Ortiz has not won a fight since 2006, when he won a split decision over Forrest Griffin. Earlier that year, he had a pair of TKOs against Ken Shamrock. At UFC 66, Ortiz lost to Chuck Liddell in an attempt to reclaim the light heavyweight title he held and defended five times in the early 2000s. A draw against Evans followed, his only fight in 2007. Then came a loss to Machida, his only fight in 2008. That fight was thought to be his last in the UFC courtesy of a highly public feud with White.

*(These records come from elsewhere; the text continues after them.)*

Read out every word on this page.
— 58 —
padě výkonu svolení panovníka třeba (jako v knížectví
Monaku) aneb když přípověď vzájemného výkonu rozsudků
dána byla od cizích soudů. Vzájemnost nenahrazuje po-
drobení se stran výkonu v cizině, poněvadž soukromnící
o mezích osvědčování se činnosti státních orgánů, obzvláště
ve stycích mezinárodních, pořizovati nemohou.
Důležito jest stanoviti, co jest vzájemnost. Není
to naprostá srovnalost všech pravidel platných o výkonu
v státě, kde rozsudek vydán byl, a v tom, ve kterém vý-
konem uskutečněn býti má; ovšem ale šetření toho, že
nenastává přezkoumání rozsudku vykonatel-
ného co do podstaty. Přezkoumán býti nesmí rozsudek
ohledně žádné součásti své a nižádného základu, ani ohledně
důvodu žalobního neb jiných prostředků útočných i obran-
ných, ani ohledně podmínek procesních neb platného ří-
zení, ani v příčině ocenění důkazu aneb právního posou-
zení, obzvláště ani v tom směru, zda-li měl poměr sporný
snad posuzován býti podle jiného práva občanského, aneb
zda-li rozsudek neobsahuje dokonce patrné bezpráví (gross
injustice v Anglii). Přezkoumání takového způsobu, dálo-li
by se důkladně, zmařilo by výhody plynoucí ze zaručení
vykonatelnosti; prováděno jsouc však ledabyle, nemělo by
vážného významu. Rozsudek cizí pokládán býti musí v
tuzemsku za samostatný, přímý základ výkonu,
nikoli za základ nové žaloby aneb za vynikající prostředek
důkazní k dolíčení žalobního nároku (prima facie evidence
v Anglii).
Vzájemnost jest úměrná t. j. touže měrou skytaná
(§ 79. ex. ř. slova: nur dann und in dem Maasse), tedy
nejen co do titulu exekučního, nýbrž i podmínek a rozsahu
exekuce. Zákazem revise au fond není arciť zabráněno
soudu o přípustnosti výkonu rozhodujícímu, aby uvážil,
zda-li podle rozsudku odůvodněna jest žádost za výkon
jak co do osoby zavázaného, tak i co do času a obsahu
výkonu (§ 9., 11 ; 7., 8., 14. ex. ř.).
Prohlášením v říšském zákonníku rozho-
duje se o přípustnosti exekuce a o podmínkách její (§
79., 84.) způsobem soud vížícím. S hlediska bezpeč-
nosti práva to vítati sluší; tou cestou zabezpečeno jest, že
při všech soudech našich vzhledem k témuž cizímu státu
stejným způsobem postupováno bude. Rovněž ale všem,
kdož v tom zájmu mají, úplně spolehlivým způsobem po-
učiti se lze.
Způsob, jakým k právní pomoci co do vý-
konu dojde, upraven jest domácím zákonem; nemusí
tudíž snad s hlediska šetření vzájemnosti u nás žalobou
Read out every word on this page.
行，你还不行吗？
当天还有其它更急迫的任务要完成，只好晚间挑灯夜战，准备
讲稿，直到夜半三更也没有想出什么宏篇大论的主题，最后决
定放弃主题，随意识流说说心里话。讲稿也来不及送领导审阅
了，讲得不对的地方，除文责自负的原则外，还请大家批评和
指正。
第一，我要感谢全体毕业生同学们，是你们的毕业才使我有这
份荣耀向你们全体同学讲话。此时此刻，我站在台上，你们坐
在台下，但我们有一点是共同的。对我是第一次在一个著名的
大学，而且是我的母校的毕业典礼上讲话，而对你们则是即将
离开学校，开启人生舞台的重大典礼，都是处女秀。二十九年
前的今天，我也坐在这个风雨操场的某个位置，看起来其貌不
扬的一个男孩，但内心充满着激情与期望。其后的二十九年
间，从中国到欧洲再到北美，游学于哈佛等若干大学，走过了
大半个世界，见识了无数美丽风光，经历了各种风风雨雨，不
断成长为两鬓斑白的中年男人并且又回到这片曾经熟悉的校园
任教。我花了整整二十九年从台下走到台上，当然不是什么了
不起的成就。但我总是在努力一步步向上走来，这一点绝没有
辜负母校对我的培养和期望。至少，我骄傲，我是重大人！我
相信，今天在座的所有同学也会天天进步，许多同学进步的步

But Ortiz returned at UFC 106 after he and White settled their differences. He lost a split decision, though, to Griffin, his only fight in 2009. And in his only fight in 2010, Ortiz lost to his former pupil on "The Ultimate Fighter," Matt Hamill, at UFC 121. He has been plagued by back injuries, including surgeries in an attempt to alleviate the problems.
White also said the injury to current light heavyweight champion Rua has helped create a bit of a cluster in the division. Rua defends his title for the first time when he takes on Evans at UFC 128 in Newark, N.J., on March 19.
But White said it may be one of his former champions who is next up, despite many who believe a UFC 126 fight between Jon Jones and Ryan Bader will determine the top contender. Bader is unbeaten; Jones' only loss was a disqualification against Hamill for illegal elbows, a fight he was dominating.
"(The light heavyweight) division is interesting," White said. "There's so many guys at 205, (but) Rampage is probably next in line. Rampage is still in the mix. You've got Jon Jones fighting Bader, which is going to be a great fight that catapults one of those guys into the top five. The big problem with the 205-pound division has been, Shogun's injury has been clogging up the division. So now he's healthy and gonna fight, and we're getting everything rolling here."
Jackson is scheduled to meet Thiago Silva at UFC 130 in May. Silva beat Brandon Vera in a unanimous decision at UFC 125 earlier this month, chasing him from the UFC in the process.
In another potentially important fight in the UFC's light heavyweight division, Griffin and former middleweight champion Rich Franklin fight as the co-main event at UFC 126.